Segundo Castro Guerra, "o grande fundo de investimento em capital de risco para a inovação vai servir para apoiar dois tipos de fundos, um destinado às empresas nas fases de "seed capital" (capital semente) e "start-up" (arranque) e outro vocacionado para as PME [de maior risco]".

"O Estado não quer ser o principal operador de capital de risco, devendo mobilizar os recurso públicos e outros no sentido de colocar a inovação onde deve estar", salientou o governante.

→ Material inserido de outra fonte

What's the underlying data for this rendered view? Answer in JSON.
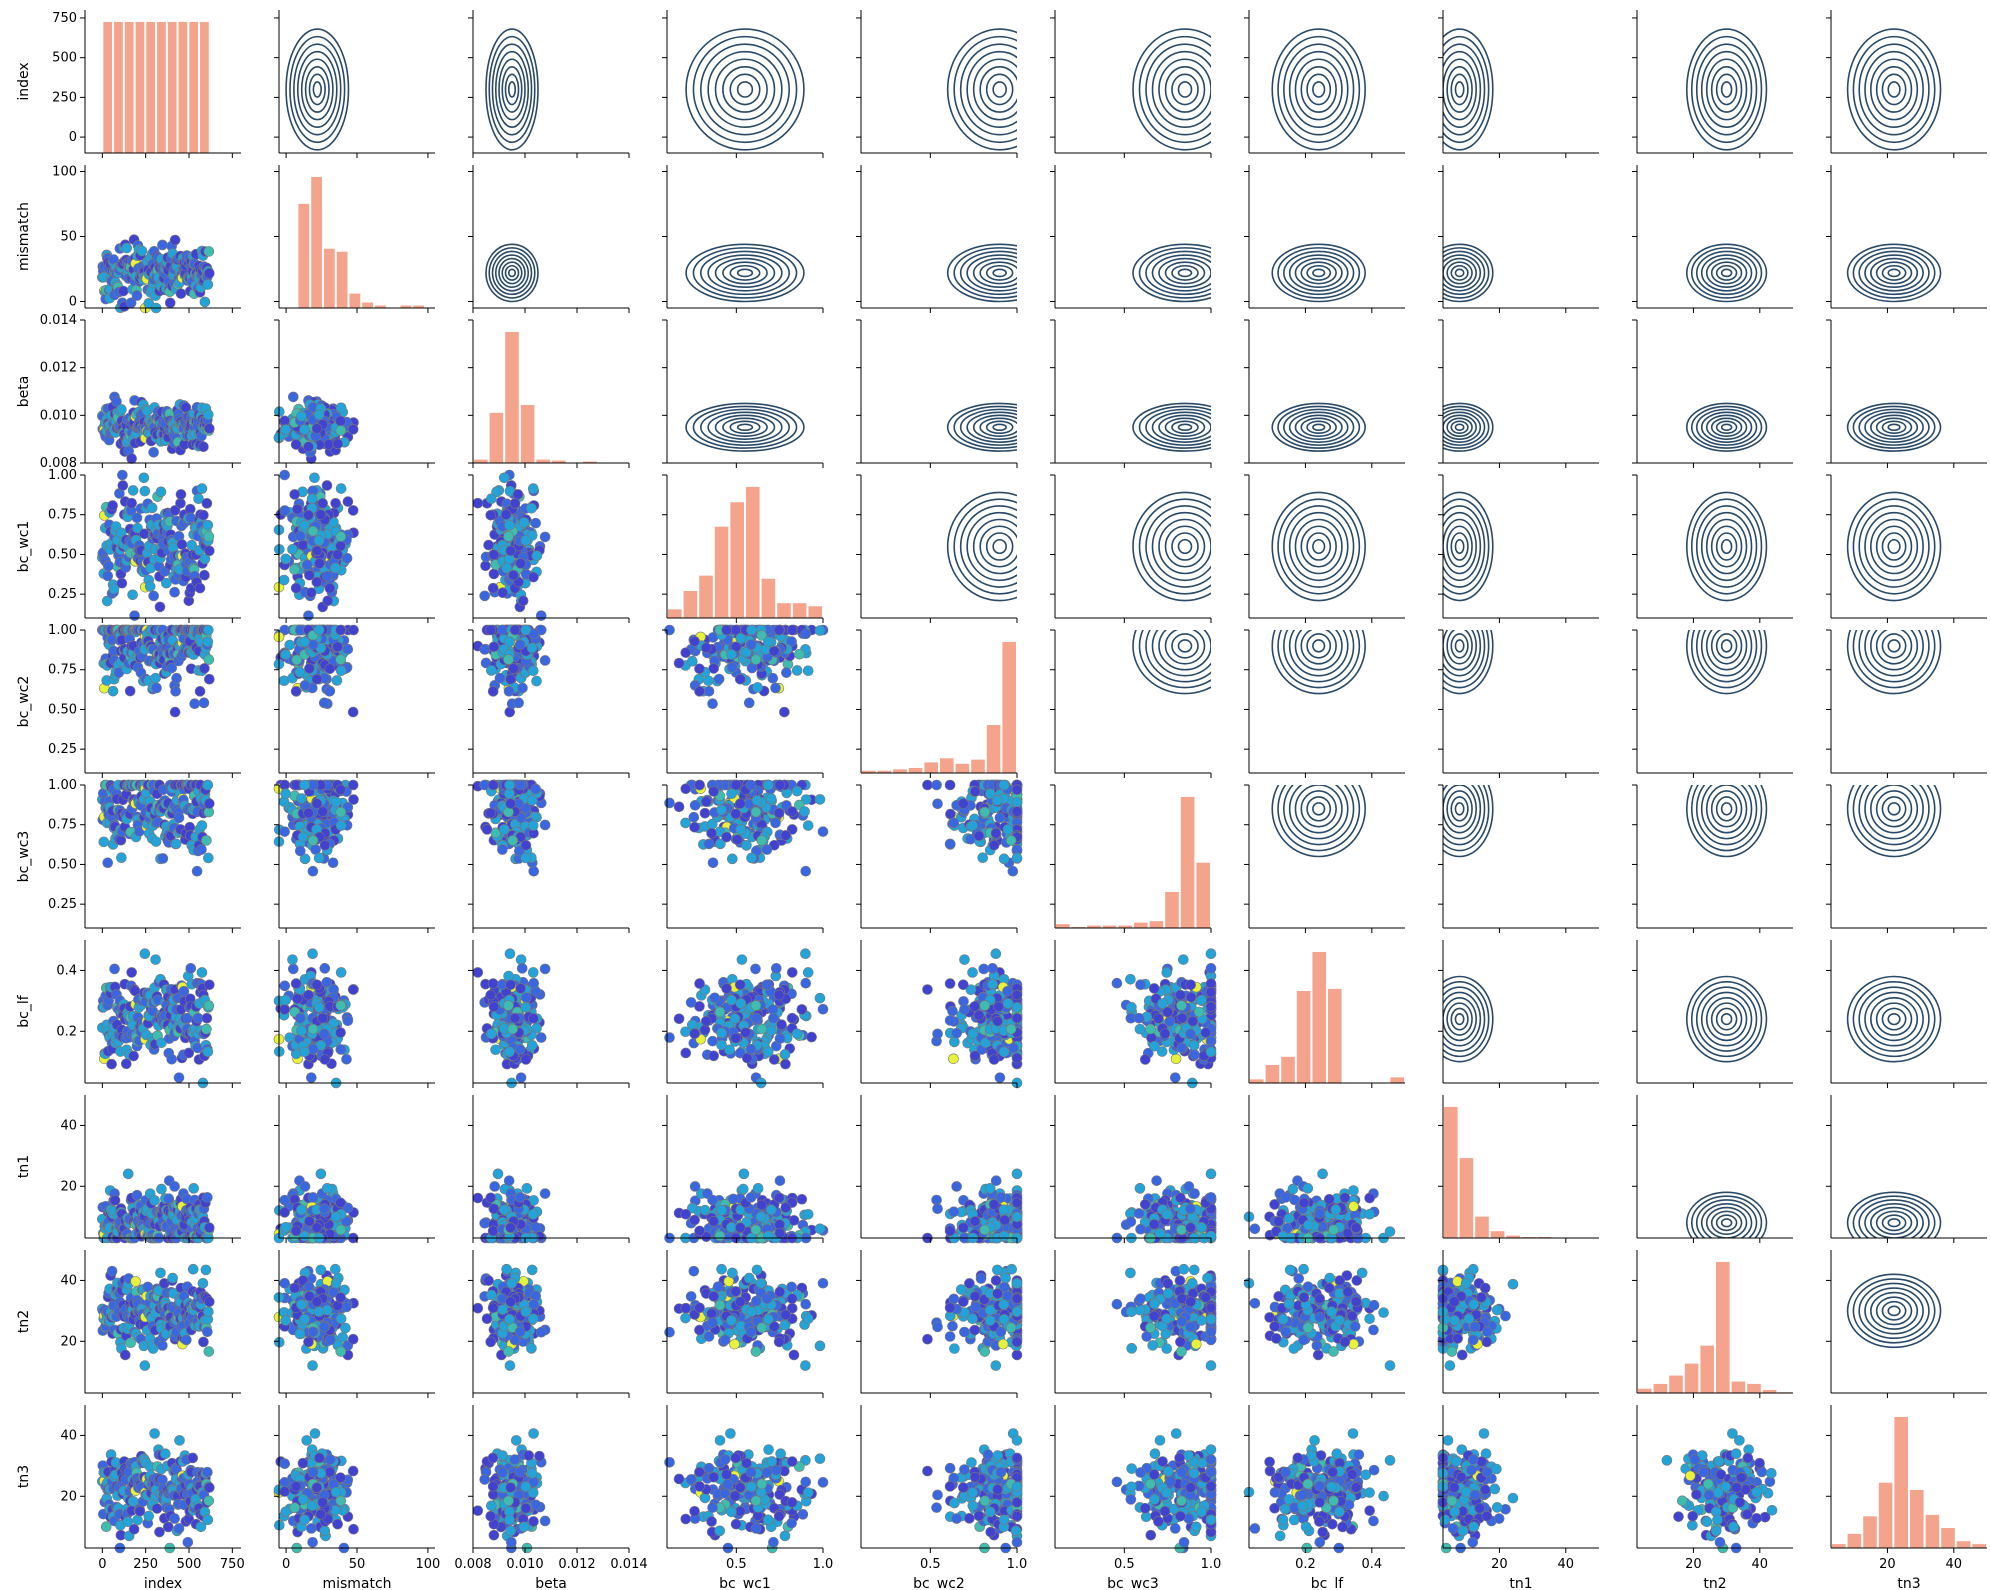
{
  "chart_data": {
    "type": "pairgrid",
    "variables": [
      "index",
      "mismatch",
      "beta",
      "bc_wc1",
      "bc_wc2",
      "bc_wc3",
      "bc_lf",
      "tn1",
      "tn2",
      "tn3"
    ],
    "axes": {
      "index": {
        "range": [
          -100,
          800
        ],
        "ticks": [
          0,
          250,
          500,
          750
        ],
        "tick_labels": [
          "0",
          "250",
          "500",
          "750"
        ],
        "y_ticks": [
          0,
          250,
          500,
          750
        ],
        "y_tick_labels": [
          "0",
          "250",
          "500",
          "750"
        ]
      },
      "mismatch": {
        "range": [
          -5,
          105
        ],
        "ticks": [
          0,
          50,
          100
        ],
        "tick_labels": [
          "0",
          "50",
          "100"
        ],
        "y_ticks": [
          0,
          50,
          100
        ],
        "y_tick_labels": [
          "0",
          "50",
          "100"
        ]
      },
      "beta": {
        "range": [
          0.008,
          0.014
        ],
        "ticks": [
          0.008,
          0.01,
          0.012,
          0.014
        ],
        "tick_labels": [
          "0.008",
          "0.010",
          "0.012",
          "0.014"
        ],
        "y_ticks": [
          0.008,
          0.01,
          0.012,
          0.014
        ],
        "y_tick_labels": [
          "0.008",
          "0.010",
          "0.012",
          "0.014"
        ]
      },
      "bc_wc1": {
        "range": [
          0.1,
          1.0
        ],
        "ticks": [
          0.5,
          1.0
        ],
        "tick_labels": [
          "0.5",
          "1.0"
        ],
        "y_ticks": [
          0.25,
          0.5,
          0.75,
          1.0
        ],
        "y_tick_labels": [
          "0.25",
          "0.50",
          "0.75",
          "1.00"
        ]
      },
      "bc_wc2": {
        "range": [
          0.1,
          1.0
        ],
        "ticks": [
          0.5,
          1.0
        ],
        "tick_labels": [
          "0.5",
          "1.0"
        ],
        "y_ticks": [
          0.25,
          0.5,
          0.75,
          1.0
        ],
        "y_tick_labels": [
          "0.25",
          "0.50",
          "0.75",
          "1.00"
        ]
      },
      "bc_wc3": {
        "range": [
          0.1,
          1.0
        ],
        "ticks": [
          0.5,
          1.0
        ],
        "tick_labels": [
          "0.5",
          "1.0"
        ],
        "y_ticks": [
          0.25,
          0.5,
          0.75,
          1.0
        ],
        "y_tick_labels": [
          "0.25",
          "0.50",
          "0.75",
          "1.00"
        ]
      },
      "bc_lf": {
        "range": [
          0.03,
          0.5
        ],
        "ticks": [
          0.2,
          0.4
        ],
        "tick_labels": [
          "0.2",
          "0.4"
        ],
        "y_ticks": [
          0.2,
          0.4
        ],
        "y_tick_labels": [
          "0.2",
          "0.4"
        ]
      },
      "tn1": {
        "range": [
          3,
          50
        ],
        "ticks": [
          20,
          40
        ],
        "tick_labels": [
          "20",
          "40"
        ],
        "y_ticks": [
          20,
          40
        ],
        "y_tick_labels": [
          "20",
          "40"
        ]
      },
      "tn2": {
        "range": [
          3,
          50
        ],
        "ticks": [
          20,
          40
        ],
        "tick_labels": [
          "20",
          "40"
        ],
        "y_ticks": [
          20,
          40
        ],
        "y_tick_labels": [
          "20",
          "40"
        ]
      },
      "tn3": {
        "range": [
          3,
          50
        ],
        "ticks": [
          20,
          40
        ],
        "tick_labels": [
          "20",
          "40"
        ],
        "y_ticks": [
          20,
          40
        ],
        "y_tick_labels": [
          "20",
          "40"
        ]
      }
    },
    "diagonal": {
      "type": "histogram",
      "color": "#f4a38c",
      "bins": {
        "index": {
          "edges": [
            0,
            62,
            124,
            186,
            248,
            310,
            372,
            434,
            496,
            558,
            620
          ],
          "heights": [
            10,
            10,
            10,
            10,
            10,
            10,
            10,
            10,
            10,
            10
          ]
        },
        "mismatch": {
          "edges": [
            8,
            17,
            26,
            35,
            44,
            53,
            62,
            71,
            80,
            89,
            98
          ],
          "heights": [
            35,
            44,
            20,
            19,
            5,
            2,
            1,
            0,
            1,
            1
          ]
        },
        "beta": {
          "edges": [
            0.008,
            0.0086,
            0.0092,
            0.0098,
            0.0104,
            0.011,
            0.0116,
            0.0122,
            0.0128,
            0.0134,
            0.014
          ],
          "heights": [
            4,
            52,
            135,
            60,
            4,
            3,
            0,
            2,
            0,
            1
          ]
        },
        "bc_wc1": {
          "edges": [
            0.1,
            0.19,
            0.28,
            0.37,
            0.46,
            0.55,
            0.64,
            0.73,
            0.82,
            0.91,
            1.0
          ],
          "heights": [
            3,
            9,
            14,
            30,
            38,
            43,
            13,
            5,
            5,
            4
          ]
        },
        "bc_wc2": {
          "edges": [
            0.1,
            0.19,
            0.28,
            0.37,
            0.46,
            0.55,
            0.64,
            0.73,
            0.82,
            0.91,
            1.0
          ],
          "heights": [
            2,
            2,
            3,
            4,
            8,
            11,
            7,
            10,
            35,
            95
          ]
        },
        "bc_wc3": {
          "edges": [
            0.1,
            0.19,
            0.28,
            0.37,
            0.46,
            0.55,
            0.64,
            0.73,
            0.82,
            0.91,
            1.0
          ],
          "heights": [
            3,
            1,
            2,
            2,
            2,
            4,
            5,
            25,
            90,
            45
          ]
        },
        "bc_lf": {
          "edges": [
            0.03,
            0.077,
            0.124,
            0.171,
            0.218,
            0.265,
            0.312,
            0.359,
            0.406,
            0.453,
            0.5
          ],
          "heights": [
            2,
            9,
            13,
            45,
            64,
            46,
            0,
            0,
            0,
            3
          ]
        },
        "tn1": {
          "edges": [
            3,
            7.7,
            12.4,
            17.1,
            21.8,
            26.5,
            31.2,
            35.9,
            40.6,
            45.3,
            50
          ],
          "heights": [
            180,
            110,
            30,
            10,
            4,
            2,
            2,
            1,
            1,
            1
          ]
        },
        "tn2": {
          "edges": [
            3,
            7.7,
            12.4,
            17.1,
            21.8,
            26.5,
            31.2,
            35.9,
            40.6,
            45.3,
            50
          ],
          "heights": [
            4,
            8,
            15,
            25,
            40,
            110,
            10,
            8,
            3,
            1
          ]
        },
        "tn3": {
          "edges": [
            3,
            7.7,
            12.4,
            17.1,
            21.8,
            26.5,
            31.2,
            35.9,
            40.6,
            45.3,
            50
          ],
          "heights": [
            3,
            10,
            22,
            45,
            90,
            40,
            23,
            14,
            5,
            3
          ]
        }
      }
    },
    "lower": {
      "type": "scatter",
      "colormap": "viridis-like",
      "edgecolor": "#777777"
    },
    "upper": {
      "type": "kde",
      "color": "#1d3f5e",
      "levels": 8
    },
    "marginals": {
      "index": {
        "center": 300,
        "spread": 190
      },
      "mismatch": {
        "center": 22,
        "spread": 11
      },
      "beta": {
        "center": 0.0095,
        "spread": 0.0005
      },
      "bc_wc1": {
        "center": 0.55,
        "spread": 0.17
      },
      "bc_wc2": {
        "center": 0.9,
        "spread": 0.15
      },
      "bc_wc3": {
        "center": 0.85,
        "spread": 0.15
      },
      "bc_lf": {
        "center": 0.24,
        "spread": 0.07
      },
      "tn1": {
        "center": 8,
        "spread": 5
      },
      "tn2": {
        "center": 30,
        "spread": 6
      },
      "tn3": {
        "center": 22,
        "spread": 7
      }
    }
  }
}
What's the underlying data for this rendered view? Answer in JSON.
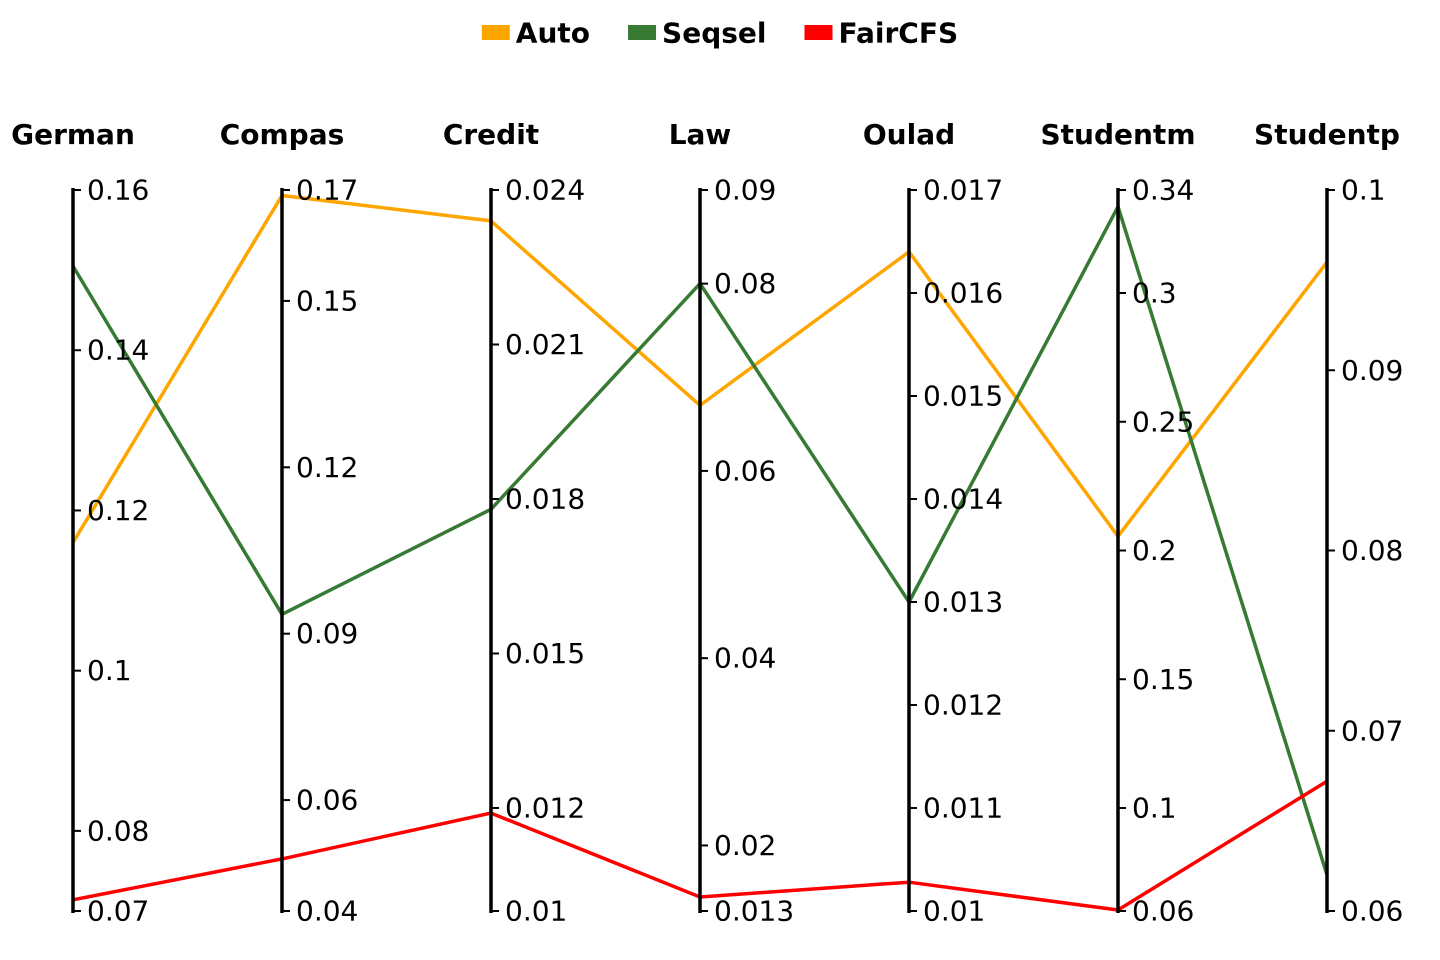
{
  "chart_data": {
    "type": "parallel_coordinates",
    "title": "",
    "legend_position": "top-center",
    "axes": [
      {
        "name": "German",
        "min": 0.07,
        "max": 0.16,
        "ticks": [
          "0.16",
          "0.14",
          "0.12",
          "0.1",
          "0.08",
          "0.07"
        ]
      },
      {
        "name": "Compas",
        "min": 0.04,
        "max": 0.17,
        "ticks": [
          "0.17",
          "0.15",
          "0.12",
          "0.09",
          "0.06",
          "0.04"
        ]
      },
      {
        "name": "Credit",
        "min": 0.01,
        "max": 0.024,
        "ticks": [
          "0.024",
          "0.021",
          "0.018",
          "0.015",
          "0.012",
          "0.01"
        ]
      },
      {
        "name": "Law",
        "min": 0.013,
        "max": 0.09,
        "ticks": [
          "0.09",
          "0.08",
          "0.06",
          "0.04",
          "0.02",
          "0.013"
        ]
      },
      {
        "name": "Oulad",
        "min": 0.01,
        "max": 0.017,
        "ticks": [
          "0.017",
          "0.016",
          "0.015",
          "0.014",
          "0.013",
          "0.012",
          "0.011",
          "0.01"
        ]
      },
      {
        "name": "Studentm",
        "min": 0.06,
        "max": 0.34,
        "ticks": [
          "0.34",
          "0.3",
          "0.25",
          "0.2",
          "0.15",
          "0.1",
          "0.06"
        ]
      },
      {
        "name": "Studentp",
        "min": 0.06,
        "max": 0.1,
        "ticks": [
          "0.1",
          "0.09",
          "0.08",
          "0.07",
          "0.06"
        ]
      }
    ],
    "series": [
      {
        "name": "Auto",
        "color": "#FFA500",
        "values": [
          0.116,
          0.169,
          0.0234,
          0.067,
          0.0164,
          0.2055,
          0.096
        ]
      },
      {
        "name": "Seqsel",
        "color": "#367A34",
        "values": [
          0.1505,
          0.0935,
          0.0178,
          0.08,
          0.013,
          0.3335,
          0.062
        ]
      },
      {
        "name": "FairCFS",
        "color": "#FF0000",
        "values": [
          0.0714,
          0.0494,
          0.0119,
          0.0145,
          0.01028,
          0.0604,
          0.0672
        ]
      }
    ]
  }
}
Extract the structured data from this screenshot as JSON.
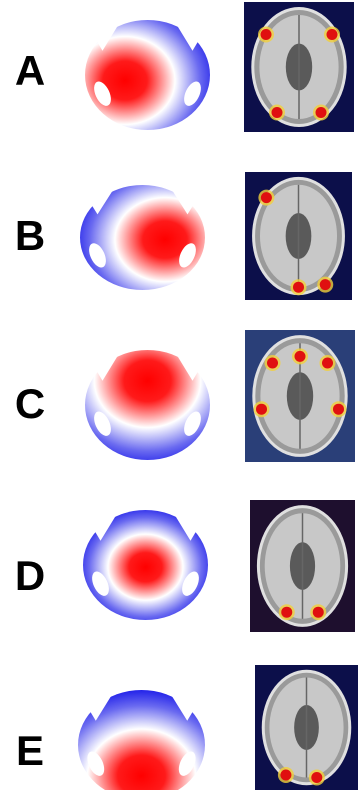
{
  "panels": [
    {
      "label": "A"
    },
    {
      "label": "B"
    },
    {
      "label": "C"
    },
    {
      "label": "D"
    },
    {
      "label": "E"
    }
  ]
}
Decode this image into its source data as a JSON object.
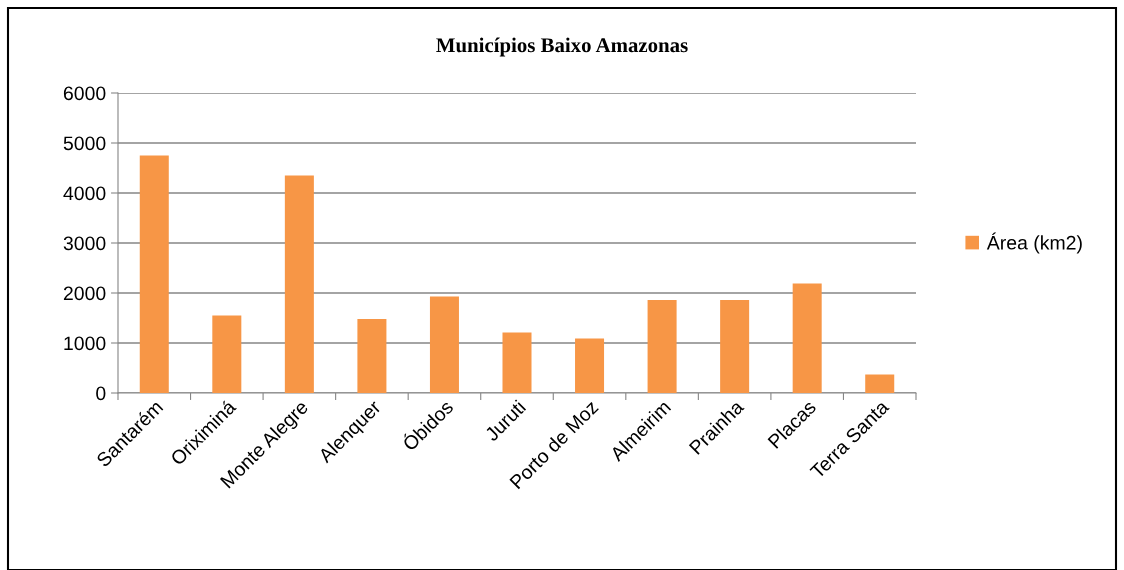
{
  "chart_data": {
    "type": "bar",
    "title": "Municípios Baixo Amazonas",
    "categories": [
      "Santarém",
      "Oriximiná",
      "Monte Alegre",
      "Alenquer",
      "Óbidos",
      "Juruti",
      "Porto de Moz",
      "Almeirim",
      "Prainha",
      "Placas",
      "Terra Santa"
    ],
    "series": [
      {
        "name": "Área (km2)",
        "color": "#f79646",
        "values": [
          4750,
          1550,
          4350,
          1480,
          1930,
          1210,
          1090,
          1860,
          1860,
          2190,
          370
        ]
      }
    ],
    "ylim": [
      0,
      6000
    ],
    "yticks": [
      0,
      1000,
      2000,
      3000,
      4000,
      5000,
      6000
    ],
    "grid": "y",
    "legend": "right"
  }
}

Castro Guerra referiu ainda que "os prémios de risco vão aumentar e os 'spread" também. Mas, o Estado pode ajudar no relacionamento das PME com a banca musculando-as através do recurso a instrumentos como a garantia mútua", que tem sido usado pelo IAPMEI.

Comentários
 
iniciativa privada
que tal baixar os impostos (todos), tornar a economia ficalmente mais competitiva e deixar que os empreendedores se financiem nas capitais de risco privadas que já existem há muito tempo?
 
Francisco Mendes Faria
Fundos de capital de risco nas mãos do Estado é sinónimo de dirigismo administrativo e político, com todas as más consequências que daí advêm. É a iniciativa privada que tem de se envolver nesse tipo de projectos. Ao Estado compete criar as condições de bom funcionamento da economia, aliviando, por exemplo, a carga fiscal das verdadeiras empresas (e acabando com as falsas empresas de prestação de serviços que existem para apenas fugirem ao IRS pagando a taxa do IRC, como p.e., as sociedades de médicos, de advogados, de arquitectos, etc., etc.). Mas a tentação do estatismo está no ADN destes políticos. O resultado está a ver-se...
 
João Inglês (mpl@sapo.pt)
Este "governo" não pára de surpreender (isto também é uma forma de dinamismo), tentar controlar os capitais privados sob todas as formas, tornará esta sociedade em "monógamica" o que até há bem poucos anos se apelidava de "comunismo". Solução que falhou em toda a linha. Mas o poder é inebriante, e estes "governantes" cada vez mais esquizofrènicos nem se dão conta que o país deles não é o nosso, o do comum dos mortais, que todos os dias sentem o peso dos impostos e da "máquina" fiscal que nos espreme e volta a espremer e que depois de completament secos, convence-se que ainda escondemos mais alguns pingos, e, volta a espremer-nos. Baixem os impostos, comece o Estado por ser mais cumpridor nos tempos dos pagamentos, moralizando-nos a reduzir os tão logos prazos a que pagamos e recebemos.